Monk seal vocalizations
The study deployed passive acoustic recorders at five key monk seal habitats from Molokaʻi to the Northwestern Hawaiian Islands.
In addition to uncovering 25 distinct underwater calls, the research provided evidence that monk seals can combine different vocalizations together to create “combinational calls,” a communication strategy never before reported in any pinniped (seals, sea lions and walruses) species.
The team also discovered a novel elemental call type — “the whine” — produced during foraging, representing only the second known example of a seal species using vocalizations while pursuing prey.
“We were surprised by the sheer diversity and complexity of monk seal vocalizations,” said Kirby Parnell, lead author of the study and a Ph.D. candidate with Marine Mammal Research Program. “The discovery of combinational calls, where seals link multiple call types together, suggests a previously unknown level of complexity in pinniped acoustic communication. Finding a new call type—the Whine—associated with foraging behavior was also unexpected and suggests that monk seals may use sound not only for mating or socializing, but possibly for foraging purposes as well.”
Conservation implications
The authors of the study said their research lays the foundation for using passive acoustics to monitor monk seal populations.
Future research will aim to link these documented vocalizations to specific Hawaiian monk seal behavoirs, such as foraging, swimming, social interactions and reproductions, which could help evaluate how human activity affects the species’ behavior.

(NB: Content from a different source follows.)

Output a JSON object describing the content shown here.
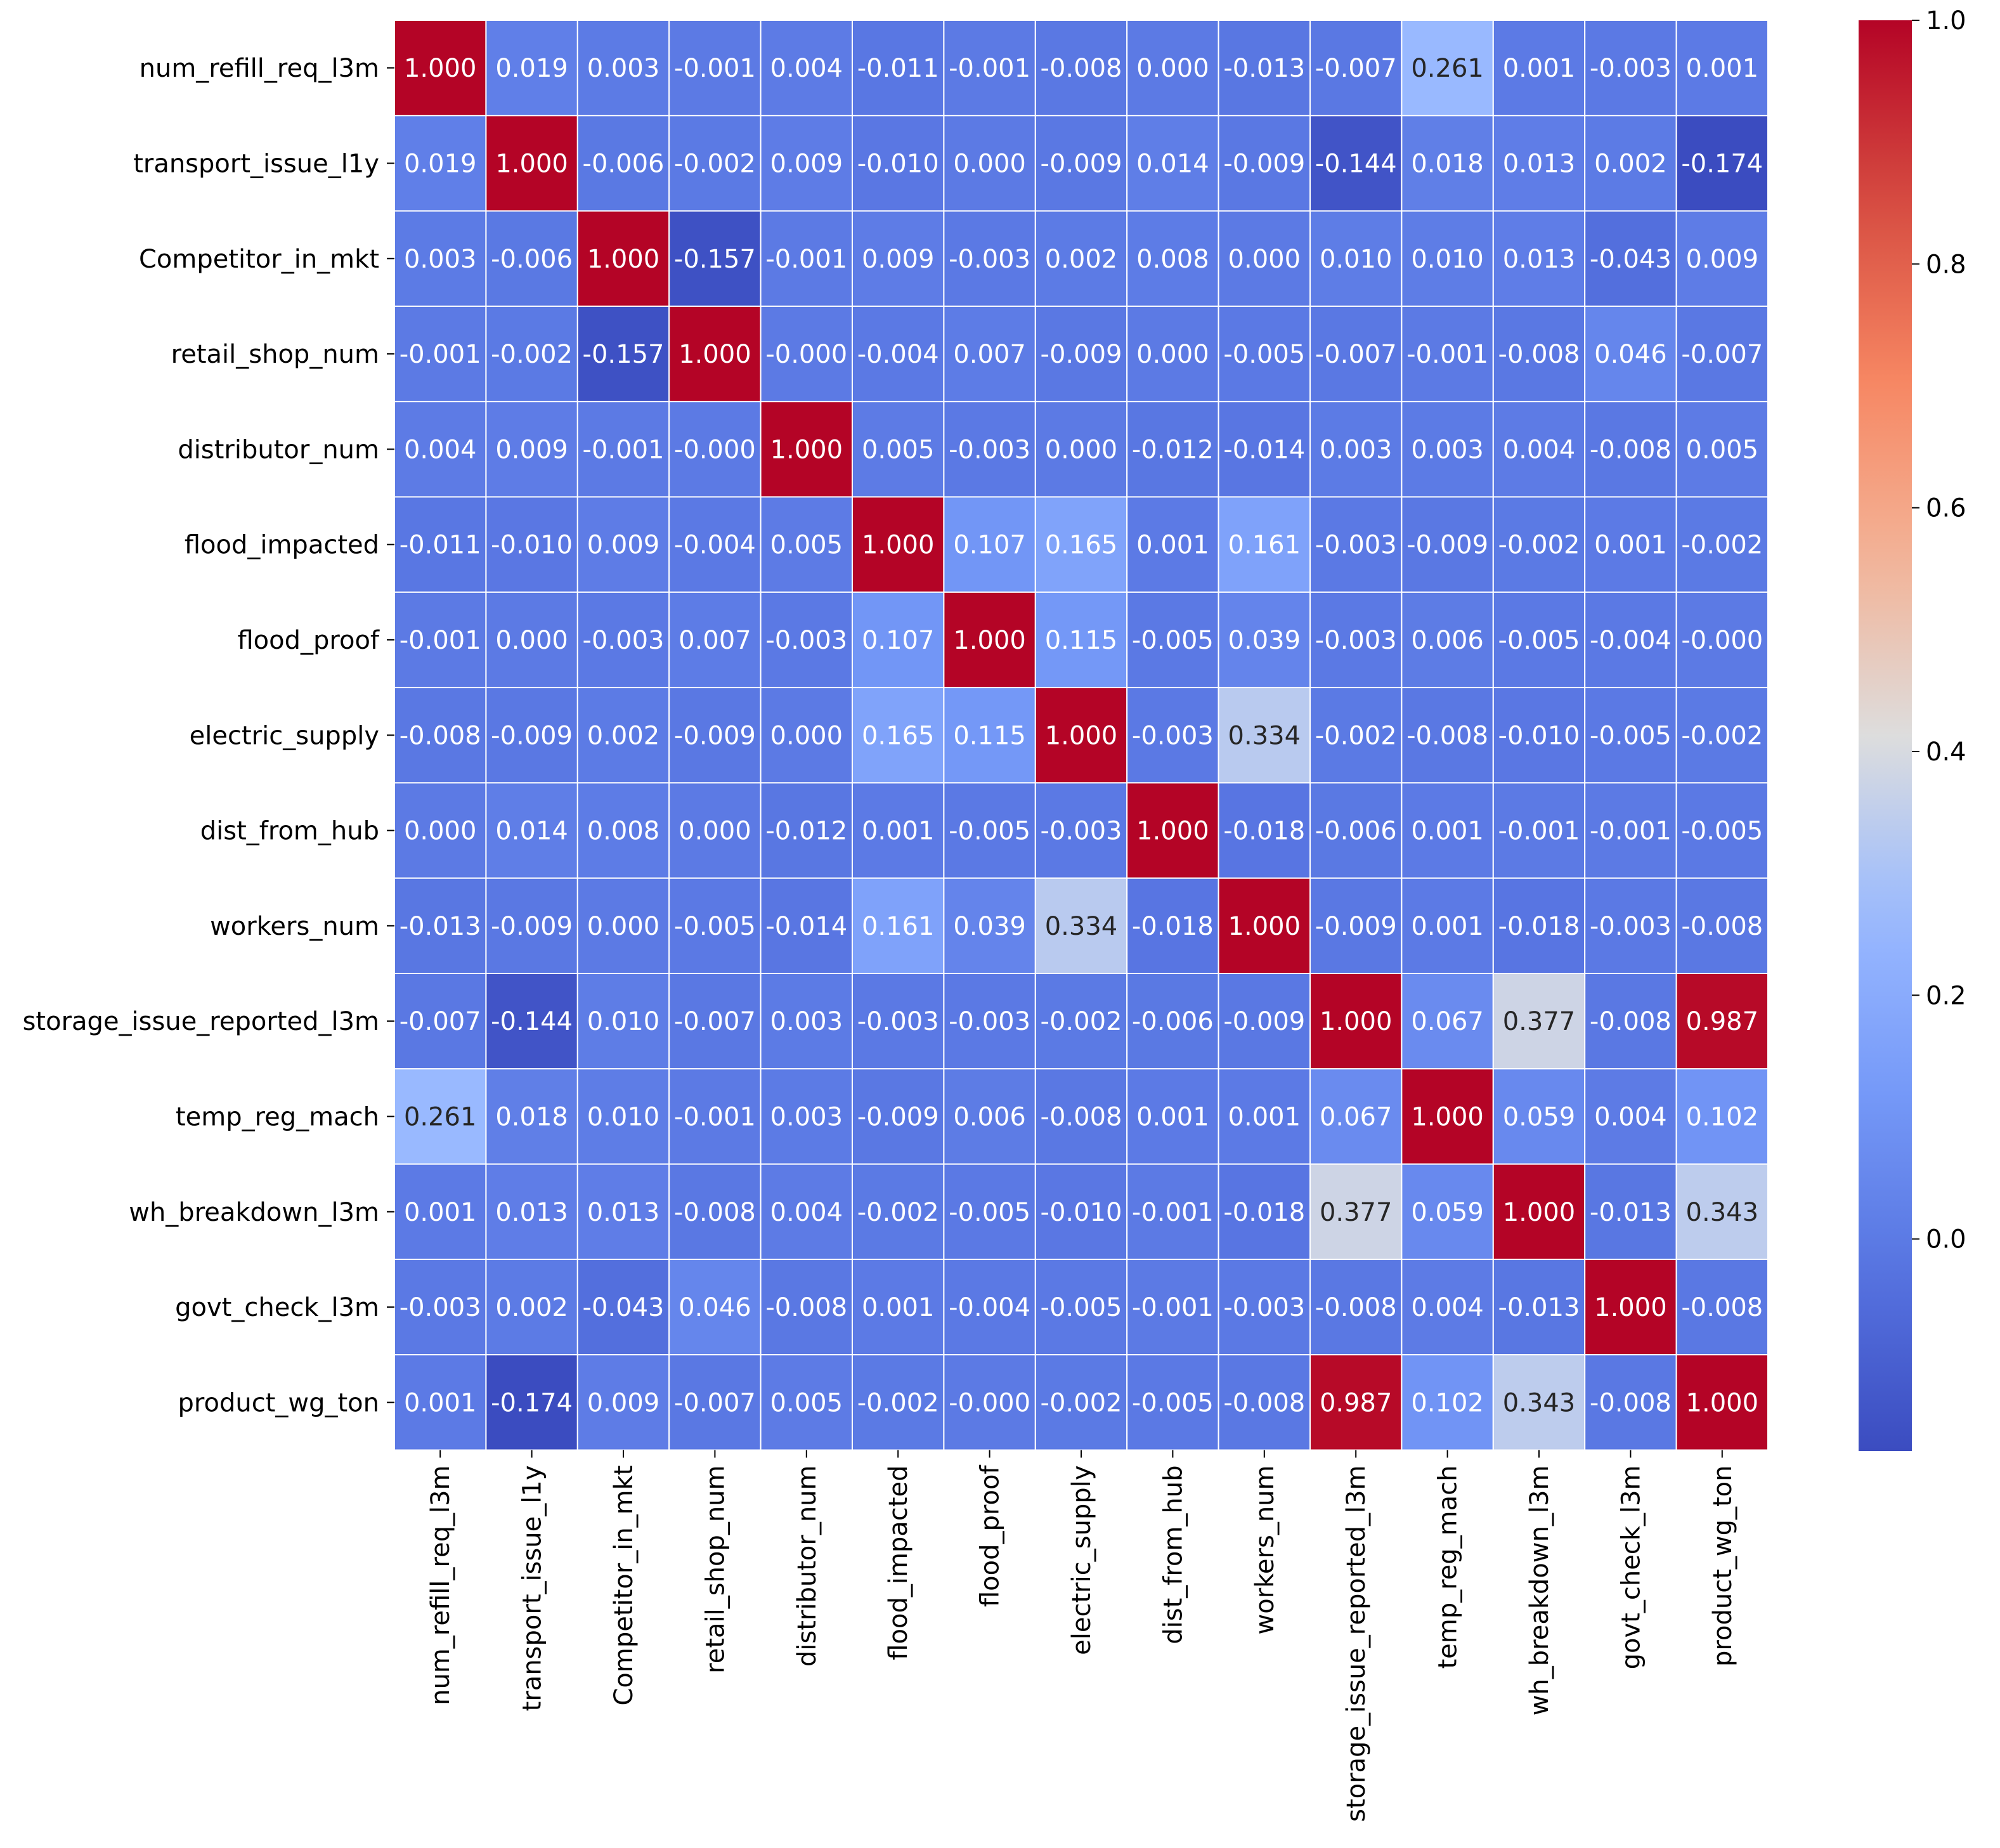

“This research provides the first comprehensive description of free-ranging Hawaiian monk seal underwater sound production, an important step toward understanding how they use sound for critical life-history events,” said Lars Bejder, the director of the Marine Mammal Research Center and co-author of the study. “Because their vocalizations overlap with the same low-frequency range as many human-generated sounds (e.g. vessel noise), this work lays the foundations to evaluate how ocean noise may affect communication, reproduction and behavior in this endangered species.”